New NIH research grant helps fund health education
Faculty at the University of Minnesota Duluth were recently presented with a National Institute of Health (NIH) award. The new three-year, $381,149 research grant, called “Use of Ecological Momentary Assessments to Evaluate Drinking in Native Women,” will partner with Native American communities and UMD students to provide information and create informational materials about the health risks of alcohol use.
At UMD, dozens of students are working with Jessica Hanson and Amy Versnik Nowak, both associate professors in the public health program, and Rebecca Gilbertson, an associate professor in the Department of Psychology.
Through the grant, Native American communities and researchers are using a technique called ecological momentary assessment to collect data. The technique involves the study of people's thoughts and behavior in their daily lives.

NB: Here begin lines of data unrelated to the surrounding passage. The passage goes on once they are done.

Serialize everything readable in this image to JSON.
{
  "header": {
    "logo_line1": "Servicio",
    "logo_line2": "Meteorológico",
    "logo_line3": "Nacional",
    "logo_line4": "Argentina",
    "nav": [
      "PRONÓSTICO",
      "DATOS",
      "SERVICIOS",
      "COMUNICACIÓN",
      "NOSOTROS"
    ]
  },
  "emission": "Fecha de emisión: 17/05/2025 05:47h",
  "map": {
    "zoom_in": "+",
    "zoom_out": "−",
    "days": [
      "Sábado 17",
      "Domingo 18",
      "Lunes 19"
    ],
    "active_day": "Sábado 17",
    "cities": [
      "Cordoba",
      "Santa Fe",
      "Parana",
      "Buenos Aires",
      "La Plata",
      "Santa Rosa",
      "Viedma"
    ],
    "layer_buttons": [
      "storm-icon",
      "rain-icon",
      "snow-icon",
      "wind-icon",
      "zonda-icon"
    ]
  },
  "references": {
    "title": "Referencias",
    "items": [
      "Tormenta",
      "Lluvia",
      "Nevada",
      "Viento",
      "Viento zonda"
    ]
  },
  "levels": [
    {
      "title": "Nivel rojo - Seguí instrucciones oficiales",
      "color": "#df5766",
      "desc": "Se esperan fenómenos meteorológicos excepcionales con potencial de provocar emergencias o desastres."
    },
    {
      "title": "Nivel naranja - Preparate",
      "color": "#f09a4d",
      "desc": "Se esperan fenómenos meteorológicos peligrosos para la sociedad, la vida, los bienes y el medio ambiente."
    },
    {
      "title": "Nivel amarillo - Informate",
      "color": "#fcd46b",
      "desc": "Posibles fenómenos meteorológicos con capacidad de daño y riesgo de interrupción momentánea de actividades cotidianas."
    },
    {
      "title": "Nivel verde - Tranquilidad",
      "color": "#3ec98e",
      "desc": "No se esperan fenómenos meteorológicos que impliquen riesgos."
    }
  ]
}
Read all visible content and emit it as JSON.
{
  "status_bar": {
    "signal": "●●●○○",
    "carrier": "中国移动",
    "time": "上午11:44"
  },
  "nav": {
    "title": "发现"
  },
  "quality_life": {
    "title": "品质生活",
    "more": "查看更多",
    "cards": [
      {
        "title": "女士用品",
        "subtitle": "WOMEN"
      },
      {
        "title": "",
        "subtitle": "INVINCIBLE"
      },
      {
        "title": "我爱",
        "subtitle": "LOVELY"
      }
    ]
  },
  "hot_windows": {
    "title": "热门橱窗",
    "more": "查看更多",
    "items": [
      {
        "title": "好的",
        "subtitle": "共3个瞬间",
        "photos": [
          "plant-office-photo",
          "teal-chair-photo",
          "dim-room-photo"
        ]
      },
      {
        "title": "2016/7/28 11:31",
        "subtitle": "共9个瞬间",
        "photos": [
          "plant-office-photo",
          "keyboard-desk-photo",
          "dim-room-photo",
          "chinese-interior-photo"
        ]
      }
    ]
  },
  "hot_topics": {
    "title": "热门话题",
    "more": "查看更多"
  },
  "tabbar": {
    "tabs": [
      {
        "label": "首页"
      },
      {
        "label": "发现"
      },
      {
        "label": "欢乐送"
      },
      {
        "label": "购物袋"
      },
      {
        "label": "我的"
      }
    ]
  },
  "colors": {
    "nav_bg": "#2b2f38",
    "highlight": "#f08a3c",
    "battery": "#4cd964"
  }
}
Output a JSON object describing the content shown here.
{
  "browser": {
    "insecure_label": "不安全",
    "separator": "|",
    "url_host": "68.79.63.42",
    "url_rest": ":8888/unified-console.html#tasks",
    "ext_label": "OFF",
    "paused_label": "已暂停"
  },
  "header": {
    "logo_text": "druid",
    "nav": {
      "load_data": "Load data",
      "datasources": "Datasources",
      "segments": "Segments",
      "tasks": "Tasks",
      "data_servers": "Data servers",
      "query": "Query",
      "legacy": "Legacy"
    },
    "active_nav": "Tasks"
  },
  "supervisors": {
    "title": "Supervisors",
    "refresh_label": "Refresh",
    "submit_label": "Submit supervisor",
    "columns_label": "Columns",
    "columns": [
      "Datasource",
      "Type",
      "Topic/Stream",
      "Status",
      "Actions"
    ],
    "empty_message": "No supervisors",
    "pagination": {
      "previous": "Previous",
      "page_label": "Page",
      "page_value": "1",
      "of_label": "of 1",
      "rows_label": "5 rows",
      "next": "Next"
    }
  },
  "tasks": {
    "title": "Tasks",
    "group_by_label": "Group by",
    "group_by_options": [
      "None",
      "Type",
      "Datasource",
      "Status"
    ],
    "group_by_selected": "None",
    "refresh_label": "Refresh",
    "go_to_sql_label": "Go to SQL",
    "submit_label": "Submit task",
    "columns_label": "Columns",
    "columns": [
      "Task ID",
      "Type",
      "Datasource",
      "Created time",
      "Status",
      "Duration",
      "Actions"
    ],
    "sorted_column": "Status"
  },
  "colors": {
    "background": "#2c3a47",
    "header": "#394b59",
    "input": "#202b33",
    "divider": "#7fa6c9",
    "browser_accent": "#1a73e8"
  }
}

One of the other aims of the grant is to include undergraduate students in the research during two UMD public health courses—"Public Health Communication" and "Community Health Methods." Students will work with faculty and tribal partners to develop and share information. They will collect needs assessment data in order to develop infographics, social media posts, and other aids. Their task is to communicate the project aims and to report data results. They will then test and evaluate their creations, which will later be shared by the community partners, who ‘own’ the final product.
Previously, UMD students worked with community partners, such as South Dakota Urban Indian Health, to develop infographics on specific health needs. As one UMD public health student, Chris Mahady ‘24 (pictured above) said, it was valuable to work together as equals. “One thing I learned about working with communities (for the class) was how important it is to understand the health literacy of each community so that you can tailor your information to them,” he said.
The grant’s principal investigator, Jessica Hanson, says that this new funding will allow faculty to expand connections with these community partners in order to bring real-world, community-engaged research to undergraduate students.